Contrasting Memory Philosophies: Claude's Explicit Tools vs. ChatGPT's Automatic Profiles
Recent posts by Shlok Khemani and Simon Willison highlight a fundamental difference in how leading AI assistants handle memory. Their analyses reveal two distinct product philosophies, with each company building a system that reflects its target audience.
ChatGPT’s memory is automatic and profile-based, designed for seamless consumer use. Claude’s is explicit and tool-based, offering transparency and control for technical users.
Shlok Khemani’s investigation shows that Claude starts every conversation with a blank slate. Memory is only activated when explicitly invoked, at which point it uses visible tools (conversation_search
and recent_chats
) to search through raw conversation history.
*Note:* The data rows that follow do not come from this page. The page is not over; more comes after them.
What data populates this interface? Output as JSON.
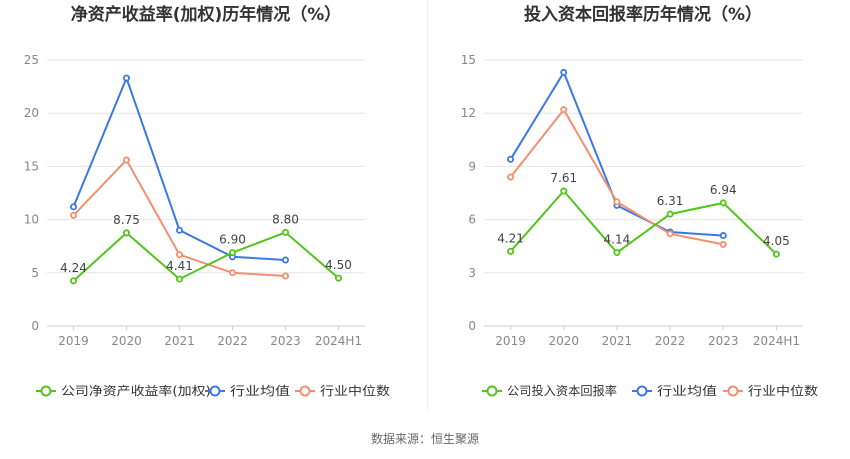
{
  "source_text": "数据来源：恒生聚源",
  "colors": {
    "company": "#52c41a",
    "avg": "#3b78e7",
    "median": "#f0906e",
    "grid": "#e6e6e6",
    "axis_text": "#888888",
    "label_text": "#444444",
    "title_text": "#333333"
  },
  "chart_data": [
    {
      "type": "line",
      "title": "净资产收益率(加权)历年情况（%）",
      "categories": [
        "2019",
        "2020",
        "2021",
        "2022",
        "2023",
        "2024H1"
      ],
      "ylim": [
        0,
        25
      ],
      "yticks": [
        0,
        5,
        10,
        15,
        20,
        25
      ],
      "series": [
        {
          "name": "公司净资产收益率(加权)",
          "key": "company",
          "values": [
            4.24,
            8.75,
            4.41,
            6.9,
            8.8,
            4.5
          ],
          "labels": [
            "4.24",
            "8.75",
            "4.41",
            "6.90",
            "8.80",
            "4.50"
          ]
        },
        {
          "name": "行业均值",
          "key": "avg",
          "values": [
            11.2,
            23.3,
            9.0,
            6.5,
            6.2,
            null
          ]
        },
        {
          "name": "行业中位数",
          "key": "median",
          "values": [
            10.4,
            15.6,
            6.7,
            5.0,
            4.7,
            null
          ]
        }
      ],
      "grid": true,
      "legend": "bottom"
    },
    {
      "type": "line",
      "title": "投入资本回报率历年情况（%）",
      "categories": [
        "2019",
        "2020",
        "2021",
        "2022",
        "2023",
        "2024H1"
      ],
      "ylim": [
        0,
        15
      ],
      "yticks": [
        0,
        3,
        6,
        9,
        12,
        15
      ],
      "series": [
        {
          "name": "公司投入资本回报率",
          "key": "company",
          "values": [
            4.21,
            7.61,
            4.14,
            6.31,
            6.94,
            4.05
          ],
          "labels": [
            "4.21",
            "7.61",
            "4.14",
            "6.31",
            "6.94",
            "4.05"
          ]
        },
        {
          "name": "行业均值",
          "key": "avg",
          "values": [
            9.4,
            14.3,
            6.8,
            5.3,
            5.1,
            null
          ]
        },
        {
          "name": "行业中位数",
          "key": "median",
          "values": [
            8.4,
            12.2,
            7.0,
            5.2,
            4.6,
            null
          ]
        }
      ],
      "grid": true,
      "legend": "bottom"
    }
  ]
}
In contrast, ChatGPT automatically loads an AI-generated summary of past interactions and user preferences into every new chat, aiming for a “magical” and personalised experience.
This table summarises the core differences in their personal-tier offerings:
Feature | ChatGPT (Implicit Memory) | Claude (Explicit Memory) |
---|---|---|
Activation | Automatic, always-on | Explicit, invoked by user or model |
Data Source | AI-generated summaries & user profiles | Raw conversation history |
Transparency | Opaque; context is pre-loaded | High; memory access is a visible tool call |
User Control | Limited; memory is managed by the system | High; user decides when to invoke memory |
Target User | General consumer | Technical professionals, developers |
Simon Willison praises Claude’s approach for its transparency. He notes, “I like to understand as much as possible about what’s going into my context so I can better anticipate how it is likely to affect the model.” The visible tool calls in Claude provide exactly this clarity.
However, Simon also points out a reassuring detail from Shlok’s research on ChatGPT: its memory system only surfaces the user’s messages, not the assistant’s responses. This mitigates the risk of carrying over flawed logic from a previous session into a new chat.
I find Claude’s explicit, tool-based system more aligned with my own workflow. The control it provides over when and how memory is used feels more intuitive. It allows for a “clean slate” by default, which is valuable for focused work, while still making it straightforward to pull in relevant history when needed. This transparency is a significant advantage for managing context and aligns with a preference for privacy.
It is worth noting that this distinction is becoming less rigid. As both authors point out, Anthropic has introduced a new, ChatGPT-like memory feature for its Team and Enterprise accounts. This version creates an editable summary of interactions, offering a hybrid approach that combines automatic context with user oversight.